No arrests have been made in attacks that happened late Sunday or early Monday at the Chesed Shel Emeth Cemetery in University City, Missouri. Investigators have not yet determined if it was a hate crime or vandalism, but the impact on the Jewish community is the same, said Karen Aroesty, St. Louis regional director of the Anti-Defamation League.

"Anxiety is high," Aroesty said Tuesday. "Your loved ones are there. Your memories are there."

Police Lt. Fredrick Lemons said investigators are looking at surveillance camera footage to help determine who pushed over the headstones at the cemetery that opened in 1893. Aroesty said many of tipped over stones were broken, but that there didn't appear to be any graffiti.

Politicians and other religious leaders expressed support for the cemetery and the St. Louis region's Jewish community.

Missouri Gov. Eric Greitens, who is Jewish, posted a statement on Facebook late Monday night calling the vandalism "despicable" and "cowardly." Greitens on Tuesday posted a request for volunteers to join him Wednesday afternoon in helping to clean the cemetery.

Two Muslim organizations, the Islamic Society of North America and the Missouri chapter of the Council on American-Islamic Relations, both spoke out against the vandalism.

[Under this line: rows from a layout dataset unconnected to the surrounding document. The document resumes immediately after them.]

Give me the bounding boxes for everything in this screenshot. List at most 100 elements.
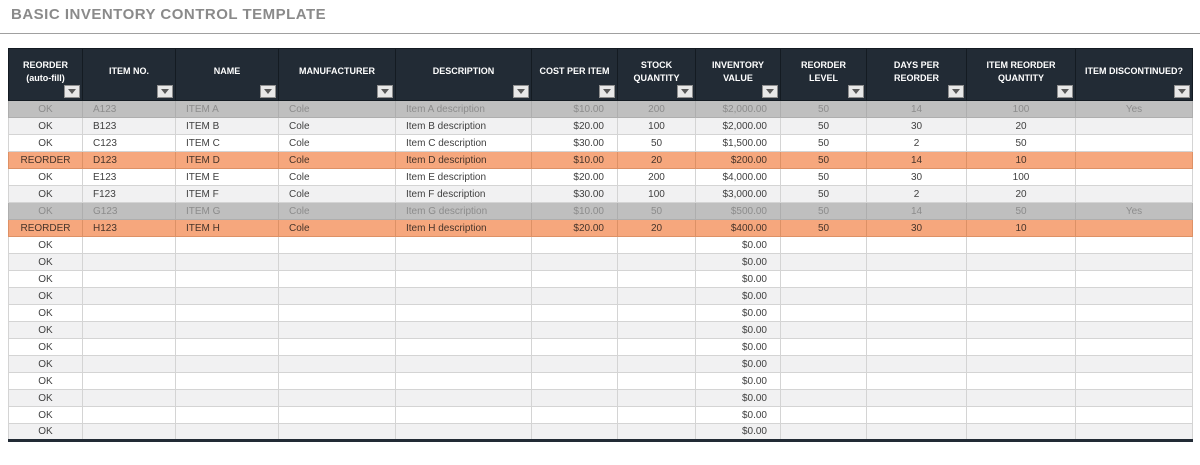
cell-status[interactable]: OK (8, 287, 83, 305)
cell-days-per-reorder[interactable] (866, 270, 967, 288)
column-header-cost-per-item[interactable]: COST PER ITEM (531, 48, 618, 101)
cell-manufacturer[interactable]: Cole (278, 219, 396, 237)
filter-button[interactable] (599, 85, 615, 98)
cell-inventory-value[interactable]: $0.00 (695, 406, 781, 424)
cell-item-no[interactable] (82, 338, 176, 356)
cell-days-per-reorder[interactable]: 2 (866, 134, 967, 152)
cell-name[interactable]: ITEM G (175, 202, 279, 220)
cell-item-reorder-quantity[interactable]: 10 (966, 151, 1076, 169)
cell-item-no[interactable] (82, 304, 176, 322)
cell-item-reorder-quantity[interactable] (966, 304, 1076, 322)
cell-item-discontinued[interactable] (1075, 253, 1193, 271)
cell-item-no[interactable]: C123 (82, 134, 176, 152)
cell-cost-per-item[interactable] (531, 270, 618, 288)
cell-stock-quantity[interactable]: 50 (617, 202, 696, 220)
cell-description[interactable] (395, 253, 532, 271)
cell-days-per-reorder[interactable] (866, 372, 967, 390)
filter-button[interactable] (1057, 85, 1073, 98)
cell-description[interactable]: Item E description (395, 168, 532, 186)
cell-item-discontinued[interactable] (1075, 236, 1193, 254)
cell-item-reorder-quantity[interactable] (966, 406, 1076, 424)
cell-reorder-level[interactable] (780, 321, 867, 339)
cell-item-discontinued[interactable] (1075, 168, 1193, 186)
cell-inventory-value[interactable]: $0.00 (695, 236, 781, 254)
cell-item-reorder-quantity[interactable]: 20 (966, 185, 1076, 203)
cell-stock-quantity[interactable] (617, 236, 696, 254)
cell-description[interactable] (395, 423, 532, 442)
cell-item-reorder-quantity[interactable] (966, 338, 1076, 356)
cell-status[interactable]: OK (8, 338, 83, 356)
column-header-description[interactable]: DESCRIPTION (395, 48, 532, 101)
cell-item-no[interactable] (82, 236, 176, 254)
cell-reorder-level[interactable]: 50 (780, 185, 867, 203)
cell-item-no[interactable]: A123 (82, 100, 176, 118)
cell-stock-quantity[interactable] (617, 321, 696, 339)
cell-days-per-reorder[interactable] (866, 321, 967, 339)
column-header-reorder-level[interactable]: REORDER LEVEL (780, 48, 867, 101)
cell-reorder-level[interactable] (780, 236, 867, 254)
cell-manufacturer[interactable] (278, 287, 396, 305)
cell-stock-quantity[interactable]: 100 (617, 117, 696, 135)
cell-name[interactable]: ITEM H (175, 219, 279, 237)
cell-reorder-level[interactable] (780, 389, 867, 407)
cell-reorder-level[interactable] (780, 253, 867, 271)
cell-status[interactable]: OK (8, 355, 83, 373)
cell-stock-quantity[interactable] (617, 372, 696, 390)
cell-item-no[interactable] (82, 372, 176, 390)
cell-status[interactable]: OK (8, 304, 83, 322)
cell-description[interactable] (395, 287, 532, 305)
column-header-days-per-reorder[interactable]: DAYS PER REORDER (866, 48, 967, 101)
cell-days-per-reorder[interactable] (866, 287, 967, 305)
filter-button[interactable] (848, 85, 864, 98)
cell-status[interactable]: OK (8, 236, 83, 254)
cell-reorder-level[interactable]: 50 (780, 100, 867, 118)
cell-inventory-value[interactable]: $0.00 (695, 321, 781, 339)
cell-item-no[interactable]: H123 (82, 219, 176, 237)
cell-reorder-level[interactable] (780, 406, 867, 424)
cell-cost-per-item[interactable]: $10.00 (531, 202, 618, 220)
cell-inventory-value[interactable]: $4,000.00 (695, 168, 781, 186)
cell-days-per-reorder[interactable]: 30 (866, 219, 967, 237)
cell-status[interactable]: OK (8, 270, 83, 288)
cell-inventory-value[interactable]: $2,000.00 (695, 117, 781, 135)
filter-button[interactable] (762, 85, 778, 98)
cell-item-reorder-quantity[interactable]: 10 (966, 219, 1076, 237)
cell-item-reorder-quantity[interactable] (966, 372, 1076, 390)
cell-description[interactable] (395, 372, 532, 390)
cell-reorder-level[interactable] (780, 287, 867, 305)
cell-description[interactable] (395, 389, 532, 407)
cell-cost-per-item[interactable] (531, 253, 618, 271)
cell-inventory-value[interactable]: $0.00 (695, 253, 781, 271)
cell-item-reorder-quantity[interactable] (966, 236, 1076, 254)
cell-stock-quantity[interactable] (617, 270, 696, 288)
cell-item-discontinued[interactable] (1075, 423, 1193, 442)
column-header-manufacturer[interactable]: MANUFACTURER (278, 48, 396, 101)
cell-name[interactable]: ITEM E (175, 168, 279, 186)
cell-name[interactable]: ITEM F (175, 185, 279, 203)
cell-inventory-value[interactable]: $400.00 (695, 219, 781, 237)
cell-stock-quantity[interactable]: 20 (617, 219, 696, 237)
cell-status[interactable]: OK (8, 389, 83, 407)
cell-inventory-value[interactable]: $0.00 (695, 372, 781, 390)
cell-description[interactable]: Item D description (395, 151, 532, 169)
cell-cost-per-item[interactable]: $30.00 (531, 134, 618, 152)
cell-days-per-reorder[interactable] (866, 338, 967, 356)
cell-manufacturer[interactable]: Cole (278, 202, 396, 220)
cell-item-reorder-quantity[interactable] (966, 389, 1076, 407)
cell-cost-per-item[interactable] (531, 304, 618, 322)
cell-name[interactable]: ITEM C (175, 134, 279, 152)
filter-button[interactable] (260, 85, 276, 98)
cell-item-reorder-quantity[interactable] (966, 287, 1076, 305)
cell-item-reorder-quantity[interactable]: 100 (966, 100, 1076, 118)
cell-item-no[interactable]: E123 (82, 168, 176, 186)
cell-description[interactable] (395, 304, 532, 322)
cell-cost-per-item[interactable] (531, 423, 618, 442)
cell-cost-per-item[interactable] (531, 287, 618, 305)
cell-days-per-reorder[interactable] (866, 423, 967, 442)
cell-name[interactable] (175, 253, 279, 271)
column-header-inventory-value[interactable]: INVENTORY VALUE (695, 48, 781, 101)
cell-item-no[interactable] (82, 389, 176, 407)
cell-inventory-value[interactable]: $500.00 (695, 202, 781, 220)
cell-stock-quantity[interactable] (617, 253, 696, 271)
cell-description[interactable] (395, 236, 532, 254)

"We encourage our members to reach out to their local synagogue and Jewish neighbors to express their solidarity and support and to generously support the rebuilding of the recently desecrated cemetery," ISNA President Azhar Azeez said in a statement.

Messages to the cemetery director were not immediately returned Tuesday. The cemetery's Facebook page said it hopes to publish names of those with damaged headstones by Wednesday morning.

The Missouri House of Representatives in Jefferson City held a moment of silence Tuesday in response to the vandalism. Rep. Stacey Newman, a St. Louis Democrat, told colleagues it was "vital that this body know the pain the St. Louis community is in today.

"The grief and the sadness of this act is overwhelming, completely overwhelming," Newman said.

Aroesty said the Jewish Community Center in suburban St. Louis and another in Overland Park, Kansas, near Kansas City, were both victims of bomb threats last month and last fall. She urged President Donald Trump to take action to show support for Jewish people.

"What is the government's position relative to rising anti-Semitism and intolerance generally, and what will the government do to put a stop to it?" Aroesty asked. "We've been asking that for several weeks now."

During a visit to the National Museum of African American History and Culture on Tuesday morning, Trump denounced the recent threats against the Jewish community, calling them, " horrible and ... painful and a very sad reminder of the work that still must be done to root out hate and prejudice and evil." The president did not say what action he plans to take.